Every now and then, people who lack direction in life and so pay attention to surface features more than anything else, hoping to use these to justify their emptiness, will try to tell you how good a band is because it’s unique and nuanced. Usually this includes some kind of infantilism, like extreme minimalism or incoherence. This tedious little recording fits the bill. People like it because it’s obscure, kvlt, whatever… the truth is that it’s melodically simplistic, goes nowhere in song development, and showcases no really unique ability except to waste your time. They try to eat up as much tape as possible with intros, chants, and very basic keyboard melodies, but basically there’s nothing here. Maybe that’s the artistic point — emptiness — but then again a blank tape would have been more effective, and pleasant.

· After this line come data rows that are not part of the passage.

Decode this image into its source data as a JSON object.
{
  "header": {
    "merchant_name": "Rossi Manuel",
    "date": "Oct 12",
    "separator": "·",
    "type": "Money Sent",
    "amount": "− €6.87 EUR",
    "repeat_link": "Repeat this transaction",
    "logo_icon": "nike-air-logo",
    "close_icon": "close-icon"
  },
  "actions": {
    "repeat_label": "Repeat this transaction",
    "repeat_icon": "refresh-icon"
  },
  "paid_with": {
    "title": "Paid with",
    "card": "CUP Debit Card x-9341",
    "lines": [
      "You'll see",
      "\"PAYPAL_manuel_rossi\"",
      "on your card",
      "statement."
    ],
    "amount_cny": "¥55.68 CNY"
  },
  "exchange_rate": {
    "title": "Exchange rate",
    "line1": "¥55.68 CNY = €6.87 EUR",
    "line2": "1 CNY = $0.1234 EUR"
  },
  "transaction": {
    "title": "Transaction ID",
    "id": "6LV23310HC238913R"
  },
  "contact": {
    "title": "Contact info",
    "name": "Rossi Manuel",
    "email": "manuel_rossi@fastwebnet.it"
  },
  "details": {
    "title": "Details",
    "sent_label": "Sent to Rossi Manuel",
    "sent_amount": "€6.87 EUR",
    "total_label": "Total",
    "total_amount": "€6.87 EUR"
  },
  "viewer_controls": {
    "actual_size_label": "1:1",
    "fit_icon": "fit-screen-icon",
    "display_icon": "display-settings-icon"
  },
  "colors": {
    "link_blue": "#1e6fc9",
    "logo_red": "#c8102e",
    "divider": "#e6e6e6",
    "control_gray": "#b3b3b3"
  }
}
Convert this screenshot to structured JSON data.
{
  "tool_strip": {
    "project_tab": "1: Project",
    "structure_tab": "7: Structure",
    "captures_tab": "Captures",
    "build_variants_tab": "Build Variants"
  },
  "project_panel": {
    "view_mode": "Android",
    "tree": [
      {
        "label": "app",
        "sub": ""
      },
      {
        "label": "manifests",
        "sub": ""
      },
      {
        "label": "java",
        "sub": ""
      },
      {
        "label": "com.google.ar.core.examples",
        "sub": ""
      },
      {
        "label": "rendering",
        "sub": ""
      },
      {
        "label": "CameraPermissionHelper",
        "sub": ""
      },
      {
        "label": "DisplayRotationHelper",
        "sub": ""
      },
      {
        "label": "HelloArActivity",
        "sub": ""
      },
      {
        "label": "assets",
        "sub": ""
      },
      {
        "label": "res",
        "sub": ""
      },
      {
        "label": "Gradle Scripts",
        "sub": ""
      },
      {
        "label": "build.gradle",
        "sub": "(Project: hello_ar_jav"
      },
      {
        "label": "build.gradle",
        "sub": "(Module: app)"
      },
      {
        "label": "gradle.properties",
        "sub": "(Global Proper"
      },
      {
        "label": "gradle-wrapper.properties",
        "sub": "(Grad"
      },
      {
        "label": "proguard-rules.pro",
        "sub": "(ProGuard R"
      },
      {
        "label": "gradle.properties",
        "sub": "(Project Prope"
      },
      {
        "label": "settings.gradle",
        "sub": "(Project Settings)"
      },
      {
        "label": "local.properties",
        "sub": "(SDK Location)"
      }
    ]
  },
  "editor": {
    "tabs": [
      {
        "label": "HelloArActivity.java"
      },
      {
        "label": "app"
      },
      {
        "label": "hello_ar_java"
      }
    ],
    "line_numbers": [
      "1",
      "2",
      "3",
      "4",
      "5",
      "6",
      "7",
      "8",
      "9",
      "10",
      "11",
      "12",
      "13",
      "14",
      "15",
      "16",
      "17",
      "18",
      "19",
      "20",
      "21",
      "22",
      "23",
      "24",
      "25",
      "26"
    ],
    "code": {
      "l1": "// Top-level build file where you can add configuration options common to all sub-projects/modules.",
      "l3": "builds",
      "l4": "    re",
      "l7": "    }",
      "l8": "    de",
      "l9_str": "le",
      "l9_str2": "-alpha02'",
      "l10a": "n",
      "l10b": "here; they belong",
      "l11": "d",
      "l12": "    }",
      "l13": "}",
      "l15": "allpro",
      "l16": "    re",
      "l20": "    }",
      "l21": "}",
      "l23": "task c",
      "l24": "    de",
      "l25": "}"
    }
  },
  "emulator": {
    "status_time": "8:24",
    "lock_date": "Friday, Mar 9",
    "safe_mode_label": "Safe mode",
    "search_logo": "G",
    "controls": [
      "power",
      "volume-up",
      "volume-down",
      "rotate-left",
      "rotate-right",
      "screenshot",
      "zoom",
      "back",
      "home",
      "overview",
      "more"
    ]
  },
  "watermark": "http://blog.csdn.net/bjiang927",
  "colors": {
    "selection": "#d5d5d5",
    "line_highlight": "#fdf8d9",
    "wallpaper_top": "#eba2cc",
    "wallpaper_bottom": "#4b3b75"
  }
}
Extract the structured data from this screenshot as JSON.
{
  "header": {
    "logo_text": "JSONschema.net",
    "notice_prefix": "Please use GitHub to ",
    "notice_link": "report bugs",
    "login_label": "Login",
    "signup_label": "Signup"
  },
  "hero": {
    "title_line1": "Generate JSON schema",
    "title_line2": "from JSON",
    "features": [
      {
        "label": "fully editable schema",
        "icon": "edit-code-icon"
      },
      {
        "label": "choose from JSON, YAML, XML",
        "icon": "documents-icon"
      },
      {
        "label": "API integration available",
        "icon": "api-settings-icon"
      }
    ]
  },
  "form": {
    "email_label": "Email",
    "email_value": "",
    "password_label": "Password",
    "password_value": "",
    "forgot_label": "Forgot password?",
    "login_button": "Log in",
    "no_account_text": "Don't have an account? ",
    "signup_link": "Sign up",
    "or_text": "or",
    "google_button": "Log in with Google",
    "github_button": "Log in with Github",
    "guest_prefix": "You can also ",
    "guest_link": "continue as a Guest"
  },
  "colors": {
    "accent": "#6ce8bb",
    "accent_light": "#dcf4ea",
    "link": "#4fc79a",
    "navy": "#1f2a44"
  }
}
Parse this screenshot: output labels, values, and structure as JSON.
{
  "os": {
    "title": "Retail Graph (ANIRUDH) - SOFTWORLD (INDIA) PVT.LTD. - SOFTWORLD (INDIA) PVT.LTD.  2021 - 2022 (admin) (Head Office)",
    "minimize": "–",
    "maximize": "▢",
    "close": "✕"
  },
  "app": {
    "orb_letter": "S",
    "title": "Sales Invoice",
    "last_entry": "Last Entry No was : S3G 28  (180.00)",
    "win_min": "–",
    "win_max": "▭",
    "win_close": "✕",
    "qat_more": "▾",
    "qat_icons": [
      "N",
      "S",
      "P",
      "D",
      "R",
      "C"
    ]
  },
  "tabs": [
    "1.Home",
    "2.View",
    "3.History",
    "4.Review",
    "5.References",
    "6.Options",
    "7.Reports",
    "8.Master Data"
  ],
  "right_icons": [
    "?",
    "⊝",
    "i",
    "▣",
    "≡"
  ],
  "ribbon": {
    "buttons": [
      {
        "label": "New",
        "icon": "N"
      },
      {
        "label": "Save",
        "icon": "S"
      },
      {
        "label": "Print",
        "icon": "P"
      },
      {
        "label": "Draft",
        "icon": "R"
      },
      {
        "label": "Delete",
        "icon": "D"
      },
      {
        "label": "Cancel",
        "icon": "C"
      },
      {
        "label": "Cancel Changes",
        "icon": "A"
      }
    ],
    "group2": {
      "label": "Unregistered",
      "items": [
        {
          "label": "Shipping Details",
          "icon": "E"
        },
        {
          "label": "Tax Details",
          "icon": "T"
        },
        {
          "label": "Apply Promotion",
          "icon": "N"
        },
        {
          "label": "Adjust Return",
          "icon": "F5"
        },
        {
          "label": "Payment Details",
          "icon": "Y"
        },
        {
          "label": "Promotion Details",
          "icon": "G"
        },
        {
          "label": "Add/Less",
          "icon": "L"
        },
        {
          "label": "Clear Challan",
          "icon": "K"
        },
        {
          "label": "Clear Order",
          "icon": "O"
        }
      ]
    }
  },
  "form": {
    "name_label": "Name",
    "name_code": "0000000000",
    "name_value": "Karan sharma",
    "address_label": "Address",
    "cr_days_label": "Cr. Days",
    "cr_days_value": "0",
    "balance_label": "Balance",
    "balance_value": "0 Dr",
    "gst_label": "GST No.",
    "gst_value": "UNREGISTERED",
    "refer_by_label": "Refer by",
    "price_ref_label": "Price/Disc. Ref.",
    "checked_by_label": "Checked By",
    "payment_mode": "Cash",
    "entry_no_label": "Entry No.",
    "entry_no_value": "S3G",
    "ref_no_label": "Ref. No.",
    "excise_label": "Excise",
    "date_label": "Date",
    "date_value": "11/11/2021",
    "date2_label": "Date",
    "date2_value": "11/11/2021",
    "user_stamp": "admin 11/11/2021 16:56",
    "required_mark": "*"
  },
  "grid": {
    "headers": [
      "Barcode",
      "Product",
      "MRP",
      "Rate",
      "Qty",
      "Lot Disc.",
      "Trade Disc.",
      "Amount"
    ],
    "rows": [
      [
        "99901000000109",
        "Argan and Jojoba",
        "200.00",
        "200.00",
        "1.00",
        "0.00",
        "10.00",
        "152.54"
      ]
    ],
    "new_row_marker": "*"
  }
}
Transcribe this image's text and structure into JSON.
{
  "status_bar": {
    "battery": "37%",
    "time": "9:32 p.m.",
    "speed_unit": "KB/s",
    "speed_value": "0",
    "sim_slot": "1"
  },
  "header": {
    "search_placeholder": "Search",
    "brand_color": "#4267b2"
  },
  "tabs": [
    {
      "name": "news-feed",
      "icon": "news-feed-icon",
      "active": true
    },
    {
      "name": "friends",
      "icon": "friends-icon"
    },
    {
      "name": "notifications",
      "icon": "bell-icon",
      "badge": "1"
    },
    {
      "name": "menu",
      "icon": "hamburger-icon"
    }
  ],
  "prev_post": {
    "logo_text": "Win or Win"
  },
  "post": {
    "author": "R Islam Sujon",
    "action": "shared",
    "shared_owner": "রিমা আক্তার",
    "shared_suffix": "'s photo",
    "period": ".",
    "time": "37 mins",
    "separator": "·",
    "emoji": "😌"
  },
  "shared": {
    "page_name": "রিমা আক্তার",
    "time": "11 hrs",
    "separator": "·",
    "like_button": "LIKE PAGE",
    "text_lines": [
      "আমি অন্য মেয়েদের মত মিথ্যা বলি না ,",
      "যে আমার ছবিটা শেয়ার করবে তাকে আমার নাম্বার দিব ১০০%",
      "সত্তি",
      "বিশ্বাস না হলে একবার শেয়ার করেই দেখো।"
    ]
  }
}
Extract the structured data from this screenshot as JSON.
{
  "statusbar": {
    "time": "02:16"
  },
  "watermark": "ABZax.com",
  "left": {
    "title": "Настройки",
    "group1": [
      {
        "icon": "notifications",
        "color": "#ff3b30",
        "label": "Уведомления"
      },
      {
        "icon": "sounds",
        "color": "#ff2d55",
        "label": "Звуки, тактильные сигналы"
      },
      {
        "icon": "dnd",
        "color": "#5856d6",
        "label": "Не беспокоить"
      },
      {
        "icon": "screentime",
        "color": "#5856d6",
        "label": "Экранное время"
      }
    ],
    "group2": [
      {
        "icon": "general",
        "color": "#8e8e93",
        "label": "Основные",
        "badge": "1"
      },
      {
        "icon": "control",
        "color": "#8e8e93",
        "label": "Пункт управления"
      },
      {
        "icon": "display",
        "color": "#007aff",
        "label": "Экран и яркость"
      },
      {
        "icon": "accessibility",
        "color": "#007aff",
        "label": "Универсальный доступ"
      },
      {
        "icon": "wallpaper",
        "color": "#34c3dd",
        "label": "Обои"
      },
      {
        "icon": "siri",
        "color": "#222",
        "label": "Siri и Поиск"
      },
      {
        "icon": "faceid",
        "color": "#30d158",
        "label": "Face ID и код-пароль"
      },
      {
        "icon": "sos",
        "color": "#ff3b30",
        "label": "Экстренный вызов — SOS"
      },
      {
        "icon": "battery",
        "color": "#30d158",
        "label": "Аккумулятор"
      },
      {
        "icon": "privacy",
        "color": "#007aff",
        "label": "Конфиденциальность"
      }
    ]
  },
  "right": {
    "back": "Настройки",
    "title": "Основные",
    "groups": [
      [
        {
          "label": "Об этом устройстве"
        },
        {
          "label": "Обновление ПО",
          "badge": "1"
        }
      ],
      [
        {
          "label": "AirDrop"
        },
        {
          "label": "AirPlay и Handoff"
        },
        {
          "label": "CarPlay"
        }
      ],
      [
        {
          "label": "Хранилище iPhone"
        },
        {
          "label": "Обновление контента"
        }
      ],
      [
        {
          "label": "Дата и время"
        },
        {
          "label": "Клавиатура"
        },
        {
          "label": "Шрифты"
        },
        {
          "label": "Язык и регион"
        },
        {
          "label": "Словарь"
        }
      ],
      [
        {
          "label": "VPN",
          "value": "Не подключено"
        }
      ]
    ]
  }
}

Interesting approach by this Mexican band: take a more technical version of the full speed burst style semi-melodic black metal that Sarcofago made, and intersperse it with flowing keyboard-enhanced choruses in the style of countrymen Xibalba and Avzhia. The result suffers from the radical shift between two very identifiable poles, but the music although very basic develops gently through this style, and as a result is more credible than most of what we get sent here at the Dark Legions Archive Metal Reviews and CD Recycling Center. This is a band worth keeping an eye on.
I’m convinced that a lot of contemporary death and black metal is music designed for children, because not only is it painfully simple and repetitive, but it also uses gentle rhythms of chord change — while playing at top speed. It’s like listening to a fan slowly playing an early Mozart piece. This album is similar. Sounds a lot like Blasphemy meets Impaled Nazarene, with the lower register production and slamming tempo changes of Belial. So as a retrospective of Finnish metal technique it’s great, but for anything else, it’s kind of a droning lullaby. What excuses it is that this CD shows purpose in its songwriting, and captures a mood, but for many of us the droning outweighs its significance.
During the past two years, underground black metal shifted from emulating the early 1990s — fast melody — to emulating the late 1990s, specifically Demoncy’s “Joined in Darkness.” The Convocation EP does its best to revive that sound, with an injection of Finnish death metal and possibly American doom/death like Incantation, Winter and Infester. Although it keeps its goals limited, which is appropriate for a demo, this release shows promise in songwriting in that (a) every piece works together (b) together they create a vision of some idea, experience or emotion we can recognize from life itself and (c) while a good deal of it covers known death metal archetypes, it does so without borrowing straight from one source and so gives us a sense of exploring these ideas from a new angle. Low rasp voices, downtuned rigid guitars, and drumming that sounds like it’s straight out of drone/hardcore punk fusion gives this CD a sense of growing out of the past toward something even more ancient.